Allergic reactions to asparagus
Unfortunately, as healthy as asparagus is, and as big a part it can be in healthy meals to lose weight, there is a negative aspect as well:
1,2,3-Trithiane-5-carboxylic acid, a sulfur-containing growth inhibitor, is the allergen which affects most people causing contact dermatitis. It appeared to be present mainly in the early phase of the growth season, first reported in 1880, and was suffered from by asparagus pickers, canners, and chefs–essentially anyone who handled the asparagus raw.
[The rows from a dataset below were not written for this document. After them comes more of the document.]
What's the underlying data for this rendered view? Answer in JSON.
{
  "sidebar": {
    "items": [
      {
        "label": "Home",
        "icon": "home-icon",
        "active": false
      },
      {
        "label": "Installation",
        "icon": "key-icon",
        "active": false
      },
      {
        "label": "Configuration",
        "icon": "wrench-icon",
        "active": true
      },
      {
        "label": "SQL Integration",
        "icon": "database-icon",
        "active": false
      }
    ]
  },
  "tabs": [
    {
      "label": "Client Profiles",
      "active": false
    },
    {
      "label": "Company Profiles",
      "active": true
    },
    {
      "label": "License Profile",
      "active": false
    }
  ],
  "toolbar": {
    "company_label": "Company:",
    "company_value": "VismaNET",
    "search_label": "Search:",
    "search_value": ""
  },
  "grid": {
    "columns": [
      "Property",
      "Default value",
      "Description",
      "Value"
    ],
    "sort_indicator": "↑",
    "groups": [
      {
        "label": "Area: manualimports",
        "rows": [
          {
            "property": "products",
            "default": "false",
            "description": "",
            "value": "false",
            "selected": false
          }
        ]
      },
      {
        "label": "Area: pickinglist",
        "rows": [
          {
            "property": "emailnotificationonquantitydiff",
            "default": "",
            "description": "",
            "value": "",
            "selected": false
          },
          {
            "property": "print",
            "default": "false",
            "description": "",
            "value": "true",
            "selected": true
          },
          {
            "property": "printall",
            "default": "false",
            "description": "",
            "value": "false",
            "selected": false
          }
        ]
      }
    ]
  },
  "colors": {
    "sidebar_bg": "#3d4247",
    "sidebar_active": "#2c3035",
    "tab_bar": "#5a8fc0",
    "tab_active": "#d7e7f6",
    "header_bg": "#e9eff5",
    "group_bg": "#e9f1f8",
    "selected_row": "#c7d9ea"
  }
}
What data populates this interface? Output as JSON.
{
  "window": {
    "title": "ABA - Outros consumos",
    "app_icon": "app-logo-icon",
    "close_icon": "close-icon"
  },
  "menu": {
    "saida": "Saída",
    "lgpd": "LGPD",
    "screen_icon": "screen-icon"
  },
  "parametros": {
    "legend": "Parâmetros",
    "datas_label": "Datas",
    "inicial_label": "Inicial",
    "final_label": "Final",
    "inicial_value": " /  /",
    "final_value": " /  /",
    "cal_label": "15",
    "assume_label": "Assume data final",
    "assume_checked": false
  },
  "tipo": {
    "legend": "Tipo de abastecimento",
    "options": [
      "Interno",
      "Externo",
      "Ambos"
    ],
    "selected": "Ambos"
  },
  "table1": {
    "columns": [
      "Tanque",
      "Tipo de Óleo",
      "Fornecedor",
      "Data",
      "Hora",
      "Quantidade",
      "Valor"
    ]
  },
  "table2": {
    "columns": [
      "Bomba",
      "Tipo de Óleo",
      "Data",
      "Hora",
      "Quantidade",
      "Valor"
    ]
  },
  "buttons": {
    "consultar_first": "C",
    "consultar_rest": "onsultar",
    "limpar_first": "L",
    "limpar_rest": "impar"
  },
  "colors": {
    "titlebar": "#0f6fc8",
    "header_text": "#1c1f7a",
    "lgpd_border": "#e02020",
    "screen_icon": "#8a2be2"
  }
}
Like with so many other foods, an asparagus allergy presents itself in several ways including:
- Fingertip dermatitis, which can affect the entire hand
- Contact urticaria, the swelling or tingling of the lips or tongue after eating asparagus
- Conjunctivitis, the inflammation or infection of the eyelids
- Rhinitis, the irritation of the membrane inside the nose
- Asthma or other respiratory issues
Fortunately, the allergen which causes asparagus allergy is unstable and destroyed by heat. Because of this, it is possible to still be able to enjoy this vegetable simply by cooking it properly and avoiding eating it raw.
In extreme cases, exposure to asparagus can be deadly. Like the serious reactions some people have to fish or nuts, simply consuming other foods that have come in contact with, or being in close proximity to asparagus can send a person into anaphylactic shock.
It’s of the utmost importance to be prepared if you happen to suffer from asparagus allergy.